Se cumplen siete años de la crisis económica mundial sin que se atisben signos de que remita, por más que Merkel y Rajoy lo juren por el botafumeiro. Algunos aduladores entusiastas, confundiendo la velocidad con el tocino, creen que el que la prima de riesgo española haya bajado es la prueba evidente de que los mercados, esos arcanos insondables, nos han devuelto su confianza. Nada más equívoco; lo que ocurre es sencillamente que no hay mejores alternativas de inversión y menos con una deflación en puertas. Es más, el mundo se está volviendo un lugar cada vez más peligroso como están percibiendo directamente en Siria, Irak, Palestina o Ucrania. Pero, contrariamente a la interpretación que difunden los medios, no es que los conflictos pongan en peligro la recuperación, sino, por el contrario, es la ausencia de recuperación –en particular la de la economía americana que va perdiendo a los puntos su carrera con la china– la que anima a Obama y a sus amos a perseguir este tipo de política económica “poco convencional” consistente en meter fuego por los cuatro costados.

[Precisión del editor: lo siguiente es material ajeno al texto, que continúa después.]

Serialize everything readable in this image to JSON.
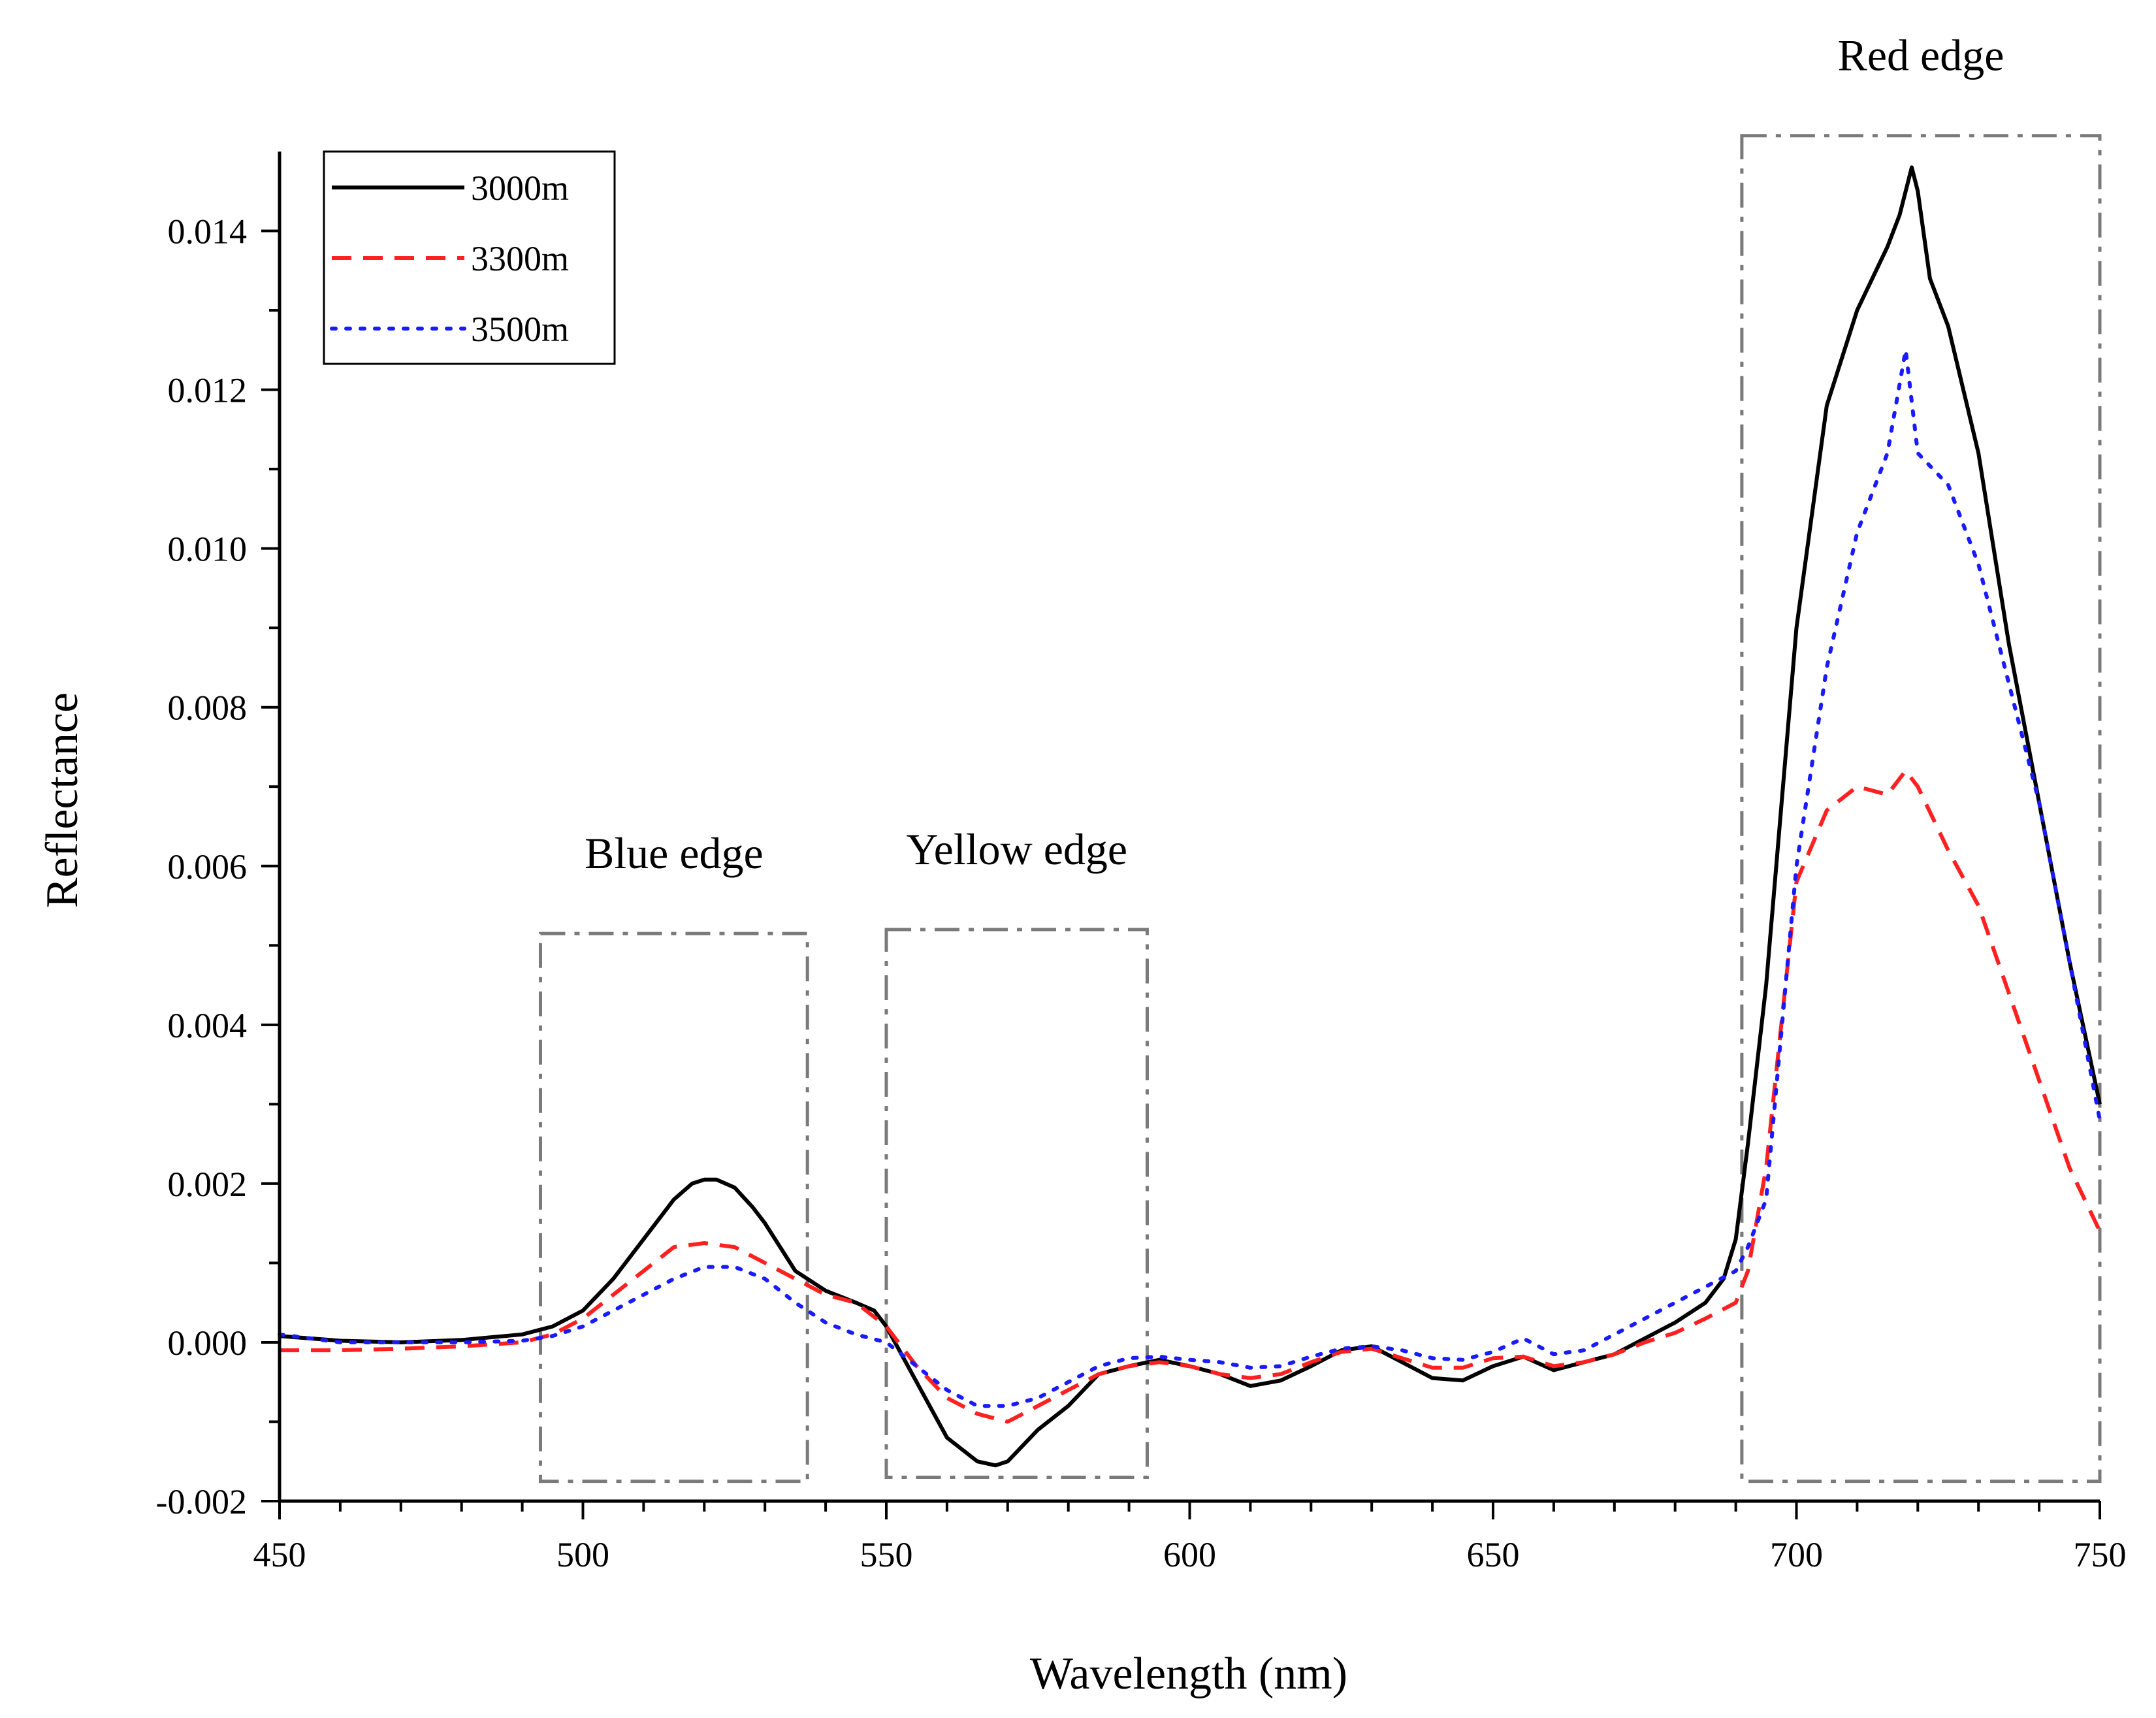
{
  "chart_data": {
    "type": "line",
    "title": "",
    "xlabel": "Wavelength (nm)",
    "ylabel": "Reflectance",
    "xlim": [
      450,
      750
    ],
    "ylim": [
      -0.002,
      0.015
    ],
    "x_ticks": [
      450,
      500,
      550,
      600,
      650,
      700,
      750
    ],
    "x_tick_labels": [
      "450",
      "500",
      "550",
      "600",
      "650",
      "700",
      "750"
    ],
    "y_ticks": [
      -0.002,
      0.0,
      0.002,
      0.004,
      0.006,
      0.008,
      0.01,
      0.012,
      0.014
    ],
    "y_tick_labels": [
      "-0.002",
      "0.000",
      "0.002",
      "0.004",
      "0.006",
      "0.008",
      "0.010",
      "0.012",
      "0.014"
    ],
    "grid": false,
    "legend_position": "top-left",
    "series": [
      {
        "name": "3000m",
        "color": "#000000",
        "style": "solid",
        "x": [
          450,
          460,
          470,
          480,
          490,
          495,
          500,
          505,
          510,
          515,
          518,
          520,
          522,
          525,
          528,
          530,
          535,
          540,
          545,
          548,
          550,
          555,
          560,
          565,
          568,
          570,
          575,
          580,
          585,
          590,
          595,
          600,
          605,
          610,
          615,
          620,
          625,
          630,
          635,
          640,
          645,
          650,
          655,
          660,
          665,
          670,
          675,
          680,
          685,
          688,
          690,
          692,
          695,
          700,
          705,
          710,
          715,
          717,
          719,
          720,
          722,
          725,
          730,
          735,
          740,
          745,
          750
        ],
        "values": [
          8e-05,
          2e-05,
          0.0,
          3e-05,
          0.0001,
          0.0002,
          0.0004,
          0.0008,
          0.0013,
          0.0018,
          0.002,
          0.00205,
          0.00205,
          0.00195,
          0.0017,
          0.0015,
          0.0009,
          0.00065,
          0.0005,
          0.0004,
          0.0002,
          -0.0005,
          -0.0012,
          -0.0015,
          -0.00155,
          -0.0015,
          -0.0011,
          -0.0008,
          -0.0004,
          -0.0003,
          -0.00022,
          -0.0003,
          -0.0004,
          -0.00055,
          -0.00048,
          -0.0003,
          -0.0001,
          -5e-05,
          -0.00025,
          -0.00045,
          -0.00048,
          -0.0003,
          -0.00018,
          -0.00035,
          -0.00025,
          -0.00015,
          5e-05,
          0.00025,
          0.0005,
          0.0008,
          0.0013,
          0.0025,
          0.0045,
          0.009,
          0.0118,
          0.013,
          0.0138,
          0.0142,
          0.0148,
          0.0145,
          0.0134,
          0.0128,
          0.0112,
          0.0088,
          0.0068,
          0.0048,
          0.003
        ]
      },
      {
        "name": "3300m",
        "color": "#ff2020",
        "style": "dashed",
        "x": [
          450,
          460,
          470,
          480,
          490,
          495,
          500,
          505,
          510,
          515,
          520,
          525,
          530,
          535,
          540,
          545,
          550,
          555,
          560,
          565,
          570,
          575,
          580,
          585,
          590,
          595,
          600,
          605,
          610,
          615,
          620,
          625,
          630,
          635,
          640,
          645,
          650,
          655,
          660,
          665,
          670,
          675,
          680,
          685,
          690,
          692,
          695,
          700,
          705,
          710,
          715,
          718,
          720,
          725,
          730,
          735,
          740,
          745,
          750
        ],
        "values": [
          -0.0001,
          -0.0001,
          -8e-05,
          -5e-05,
          0.0,
          0.0001,
          0.0003,
          0.0006,
          0.0009,
          0.0012,
          0.00125,
          0.0012,
          0.001,
          0.0008,
          0.0006,
          0.0005,
          0.0002,
          -0.0003,
          -0.0007,
          -0.0009,
          -0.001,
          -0.0008,
          -0.0006,
          -0.0004,
          -0.0003,
          -0.00025,
          -0.0003,
          -0.0004,
          -0.00045,
          -0.0004,
          -0.00025,
          -0.00012,
          -8e-05,
          -0.0002,
          -0.00032,
          -0.00032,
          -0.0002,
          -0.00018,
          -0.0003,
          -0.00025,
          -0.00015,
          0.0,
          0.00012,
          0.0003,
          0.0005,
          0.0009,
          0.0022,
          0.0058,
          0.0067,
          0.007,
          0.0069,
          0.0072,
          0.007,
          0.0062,
          0.0055,
          0.0044,
          0.0033,
          0.0022,
          0.0014
        ]
      },
      {
        "name": "3500m",
        "color": "#1a1aff",
        "style": "dotted",
        "x": [
          450,
          460,
          470,
          480,
          490,
          495,
          500,
          505,
          510,
          515,
          520,
          525,
          530,
          535,
          540,
          545,
          550,
          555,
          560,
          565,
          570,
          575,
          580,
          585,
          590,
          595,
          600,
          605,
          610,
          615,
          620,
          625,
          630,
          635,
          640,
          645,
          650,
          655,
          660,
          665,
          670,
          675,
          680,
          685,
          690,
          692,
          695,
          700,
          705,
          710,
          715,
          718,
          720,
          725,
          730,
          735,
          740,
          745,
          750
        ],
        "values": [
          0.0001,
          0.0,
          0.0,
          0.0,
          2e-05,
          8e-05,
          0.0002,
          0.0004,
          0.0006,
          0.0008,
          0.00095,
          0.00095,
          0.0008,
          0.0005,
          0.00025,
          0.0001,
          0.0,
          -0.0003,
          -0.0006,
          -0.0008,
          -0.0008,
          -0.0007,
          -0.0005,
          -0.0003,
          -0.0002,
          -0.00018,
          -0.00022,
          -0.00025,
          -0.00032,
          -0.0003,
          -0.00018,
          -8e-05,
          -5e-05,
          -0.0001,
          -0.0002,
          -0.00022,
          -0.00012,
          5e-05,
          -0.00015,
          -0.0001,
          0.0001,
          0.0003,
          0.0005,
          0.0007,
          0.0009,
          0.0012,
          0.0018,
          0.006,
          0.0085,
          0.0102,
          0.0112,
          0.0125,
          0.0112,
          0.0108,
          0.0098,
          0.0083,
          0.0068,
          0.0048,
          0.0028
        ]
      }
    ],
    "annotations": [
      {
        "label": "Blue edge",
        "x_range": [
          493,
          537
        ],
        "y_range": [
          -0.00175,
          0.00515
        ]
      },
      {
        "label": "Yellow edge",
        "x_range": [
          550,
          593
        ],
        "y_range": [
          -0.0017,
          0.0052
        ]
      },
      {
        "label": "Red edge",
        "x_range": [
          691,
          750
        ],
        "y_range": [
          -0.00175,
          0.0152
        ]
      }
    ]
  }
}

La cosa se está poniendo tan complicada –que se lo cuenten a Hollande– que hasta Mario Draghi ha defendido en Jackson Hole (USA), en una reunión de grandes banqueros centrales, que la Unión Europea relaje la presión obsesiva por el déficit. De manera alambicada, y por supuesto salmodiando la letanía ritual de las reformas estructurales, ha pedido a los grandes gobiernos europeos que aflojen el lazo. Él, por su parte, se ha comprometido a seguir regando con dinero fresco a los bancos pero es consciente de que eso no es suficiente. Es más, sabe que a falta de inversión real y en un entorno deflacionario, esas inyecciones de liquidez se convierten en burbujas. Aunque no falten quienes, como Paul Krugman, estrella keynesiana del grupo PRISA, y Larry Summers, Secretario del Tesoro estadounidense con Bill Clinton, opinen que a falta de inversión, buenas son las burbujas; si no queremos un desempleo demasiado alto tendremos que hacernos a la idea de una inestabilidad financiera permanente.

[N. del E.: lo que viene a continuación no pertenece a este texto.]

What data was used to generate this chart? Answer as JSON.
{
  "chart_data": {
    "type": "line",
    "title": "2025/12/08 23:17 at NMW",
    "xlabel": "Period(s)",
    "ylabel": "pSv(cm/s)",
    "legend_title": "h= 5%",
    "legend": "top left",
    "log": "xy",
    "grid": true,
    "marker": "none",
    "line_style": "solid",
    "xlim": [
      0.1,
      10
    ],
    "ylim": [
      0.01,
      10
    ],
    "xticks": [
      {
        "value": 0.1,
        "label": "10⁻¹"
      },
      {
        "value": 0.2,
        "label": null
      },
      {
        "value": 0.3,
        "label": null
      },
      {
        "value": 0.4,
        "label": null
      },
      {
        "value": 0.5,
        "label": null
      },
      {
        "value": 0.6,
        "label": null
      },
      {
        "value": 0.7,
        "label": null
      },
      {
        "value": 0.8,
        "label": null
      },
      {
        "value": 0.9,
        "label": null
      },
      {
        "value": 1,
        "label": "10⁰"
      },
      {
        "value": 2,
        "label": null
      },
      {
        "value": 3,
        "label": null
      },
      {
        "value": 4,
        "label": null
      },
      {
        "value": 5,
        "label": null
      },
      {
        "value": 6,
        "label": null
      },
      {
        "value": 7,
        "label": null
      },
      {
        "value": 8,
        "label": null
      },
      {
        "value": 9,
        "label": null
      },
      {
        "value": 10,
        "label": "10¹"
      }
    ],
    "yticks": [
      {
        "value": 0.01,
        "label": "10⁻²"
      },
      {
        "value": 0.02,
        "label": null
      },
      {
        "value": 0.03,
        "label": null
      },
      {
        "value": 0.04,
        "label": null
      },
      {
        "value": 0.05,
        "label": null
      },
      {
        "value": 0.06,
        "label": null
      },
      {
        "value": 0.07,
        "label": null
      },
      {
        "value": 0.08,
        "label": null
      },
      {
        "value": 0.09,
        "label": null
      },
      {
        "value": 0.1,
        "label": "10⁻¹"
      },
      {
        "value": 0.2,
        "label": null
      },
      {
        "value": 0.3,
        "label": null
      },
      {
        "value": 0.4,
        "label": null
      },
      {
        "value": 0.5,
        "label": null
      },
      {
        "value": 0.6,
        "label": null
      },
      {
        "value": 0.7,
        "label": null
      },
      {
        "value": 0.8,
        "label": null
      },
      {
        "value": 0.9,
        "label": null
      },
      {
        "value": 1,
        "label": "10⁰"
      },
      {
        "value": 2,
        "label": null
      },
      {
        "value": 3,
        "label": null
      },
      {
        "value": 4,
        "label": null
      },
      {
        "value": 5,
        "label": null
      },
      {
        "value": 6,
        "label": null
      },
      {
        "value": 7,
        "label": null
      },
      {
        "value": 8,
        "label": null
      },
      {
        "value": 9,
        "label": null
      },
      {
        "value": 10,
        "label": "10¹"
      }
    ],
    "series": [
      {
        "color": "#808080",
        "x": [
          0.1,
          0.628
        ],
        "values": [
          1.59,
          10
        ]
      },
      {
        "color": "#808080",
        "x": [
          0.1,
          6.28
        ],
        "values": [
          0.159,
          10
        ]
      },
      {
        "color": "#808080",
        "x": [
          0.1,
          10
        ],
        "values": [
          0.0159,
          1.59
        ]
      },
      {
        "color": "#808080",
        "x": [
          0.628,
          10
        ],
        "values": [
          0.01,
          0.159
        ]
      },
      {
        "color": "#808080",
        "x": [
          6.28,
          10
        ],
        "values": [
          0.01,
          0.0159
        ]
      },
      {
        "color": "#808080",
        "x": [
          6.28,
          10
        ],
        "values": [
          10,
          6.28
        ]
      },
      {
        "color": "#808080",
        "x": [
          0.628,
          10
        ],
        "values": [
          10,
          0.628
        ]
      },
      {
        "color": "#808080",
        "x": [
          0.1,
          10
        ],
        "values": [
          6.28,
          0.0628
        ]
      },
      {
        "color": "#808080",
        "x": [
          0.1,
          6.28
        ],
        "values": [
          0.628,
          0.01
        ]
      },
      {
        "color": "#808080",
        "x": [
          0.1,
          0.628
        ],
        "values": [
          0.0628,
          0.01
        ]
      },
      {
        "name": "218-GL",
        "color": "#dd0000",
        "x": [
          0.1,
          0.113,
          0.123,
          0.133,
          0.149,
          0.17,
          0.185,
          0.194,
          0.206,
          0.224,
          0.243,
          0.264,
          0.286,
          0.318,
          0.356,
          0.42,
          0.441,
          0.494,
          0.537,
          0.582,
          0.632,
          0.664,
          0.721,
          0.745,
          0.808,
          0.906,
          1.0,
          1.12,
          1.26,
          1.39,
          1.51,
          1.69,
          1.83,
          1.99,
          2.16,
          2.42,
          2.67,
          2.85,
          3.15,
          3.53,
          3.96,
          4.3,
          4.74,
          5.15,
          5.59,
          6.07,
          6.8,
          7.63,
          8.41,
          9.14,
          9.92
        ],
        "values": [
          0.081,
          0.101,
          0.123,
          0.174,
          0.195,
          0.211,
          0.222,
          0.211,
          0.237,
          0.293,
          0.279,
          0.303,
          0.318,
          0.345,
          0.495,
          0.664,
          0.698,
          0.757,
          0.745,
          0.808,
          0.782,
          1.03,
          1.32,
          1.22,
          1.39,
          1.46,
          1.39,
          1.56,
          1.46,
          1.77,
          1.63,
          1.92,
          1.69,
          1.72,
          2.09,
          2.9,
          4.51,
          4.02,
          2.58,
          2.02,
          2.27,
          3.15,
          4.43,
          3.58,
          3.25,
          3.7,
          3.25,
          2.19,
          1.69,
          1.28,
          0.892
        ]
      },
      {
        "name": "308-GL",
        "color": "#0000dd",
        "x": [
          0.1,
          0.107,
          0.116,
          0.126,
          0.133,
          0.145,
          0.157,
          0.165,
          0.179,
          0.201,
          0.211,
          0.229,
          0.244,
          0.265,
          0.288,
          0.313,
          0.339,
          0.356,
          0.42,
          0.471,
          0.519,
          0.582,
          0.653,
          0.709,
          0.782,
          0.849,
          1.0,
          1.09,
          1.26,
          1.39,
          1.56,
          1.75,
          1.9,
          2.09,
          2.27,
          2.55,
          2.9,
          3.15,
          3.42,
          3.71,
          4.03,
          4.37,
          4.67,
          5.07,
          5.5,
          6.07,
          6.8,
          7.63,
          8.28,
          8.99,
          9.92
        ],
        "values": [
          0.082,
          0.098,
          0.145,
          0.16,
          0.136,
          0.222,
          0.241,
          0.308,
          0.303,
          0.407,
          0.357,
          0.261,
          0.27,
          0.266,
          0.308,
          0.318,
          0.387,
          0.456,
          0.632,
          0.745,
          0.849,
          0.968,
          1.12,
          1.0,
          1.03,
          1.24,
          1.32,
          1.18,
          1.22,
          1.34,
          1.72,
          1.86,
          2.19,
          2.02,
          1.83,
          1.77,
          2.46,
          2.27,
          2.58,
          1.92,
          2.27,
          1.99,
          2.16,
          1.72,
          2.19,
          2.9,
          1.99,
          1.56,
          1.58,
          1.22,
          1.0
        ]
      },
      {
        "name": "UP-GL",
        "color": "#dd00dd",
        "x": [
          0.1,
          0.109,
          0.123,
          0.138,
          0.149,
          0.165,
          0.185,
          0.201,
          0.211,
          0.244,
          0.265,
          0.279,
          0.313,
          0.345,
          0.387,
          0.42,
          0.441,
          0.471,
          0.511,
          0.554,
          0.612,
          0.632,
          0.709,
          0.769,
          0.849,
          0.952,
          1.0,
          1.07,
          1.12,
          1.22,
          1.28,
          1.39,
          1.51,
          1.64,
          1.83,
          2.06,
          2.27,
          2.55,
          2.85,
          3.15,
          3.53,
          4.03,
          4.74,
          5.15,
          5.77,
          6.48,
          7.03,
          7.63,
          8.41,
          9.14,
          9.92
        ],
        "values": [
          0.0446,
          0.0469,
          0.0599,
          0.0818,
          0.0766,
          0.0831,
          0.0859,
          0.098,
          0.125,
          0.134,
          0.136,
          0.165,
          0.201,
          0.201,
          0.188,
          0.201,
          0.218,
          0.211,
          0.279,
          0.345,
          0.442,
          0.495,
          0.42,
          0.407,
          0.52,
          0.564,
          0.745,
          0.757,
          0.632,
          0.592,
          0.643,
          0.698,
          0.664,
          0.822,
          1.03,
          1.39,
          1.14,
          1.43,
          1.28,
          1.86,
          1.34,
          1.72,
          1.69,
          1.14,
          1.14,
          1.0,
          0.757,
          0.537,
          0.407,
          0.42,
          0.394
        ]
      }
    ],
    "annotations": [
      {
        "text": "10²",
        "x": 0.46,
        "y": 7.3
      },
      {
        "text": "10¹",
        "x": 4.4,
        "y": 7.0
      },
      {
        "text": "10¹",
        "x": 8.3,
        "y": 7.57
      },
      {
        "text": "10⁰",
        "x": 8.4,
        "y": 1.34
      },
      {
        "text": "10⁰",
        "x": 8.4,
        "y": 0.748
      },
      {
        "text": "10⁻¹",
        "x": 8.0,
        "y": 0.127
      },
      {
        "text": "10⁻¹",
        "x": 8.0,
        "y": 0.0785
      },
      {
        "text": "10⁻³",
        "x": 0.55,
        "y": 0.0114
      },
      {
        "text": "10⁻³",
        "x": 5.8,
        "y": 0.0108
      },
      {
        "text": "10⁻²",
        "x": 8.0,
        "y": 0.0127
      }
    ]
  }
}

Draghi es un hombre práctico, un banquero, no un ideólogo ni un erudito a la violeta como Krugman. Sabe que, ahora que le han encargado, además del control del euro, la supervisión de los grandes bancos europeos, los riesgos de inestabilidad no son artefactos teóricos sino dolores de cabeza. Dolores de cabeza que no podrá eludir mientras persista el elevadísimo endeudamiento de las economías europeas: consumidores, empresas y ahora Estados. Porque lo único que resolvería la crisis es una masiva devaluación del capital. A falta de una suave inflación que devalúe sordamente la deuda o de una oleada de innovación técnica que rebaje el valor del capital constante, las opciones son dos: la renuncia a cobrar la deuda o seguir arrastrando los pies en una depresión continua. Es un hombre práctico pero es un banquero, la primera salida no le vale. Así las perspectivas que se le abren son sombrías. ¿Podrá esta Unión Europea aguantar siete años más de depresión y altibajos? ¿Queremos aguantarlos?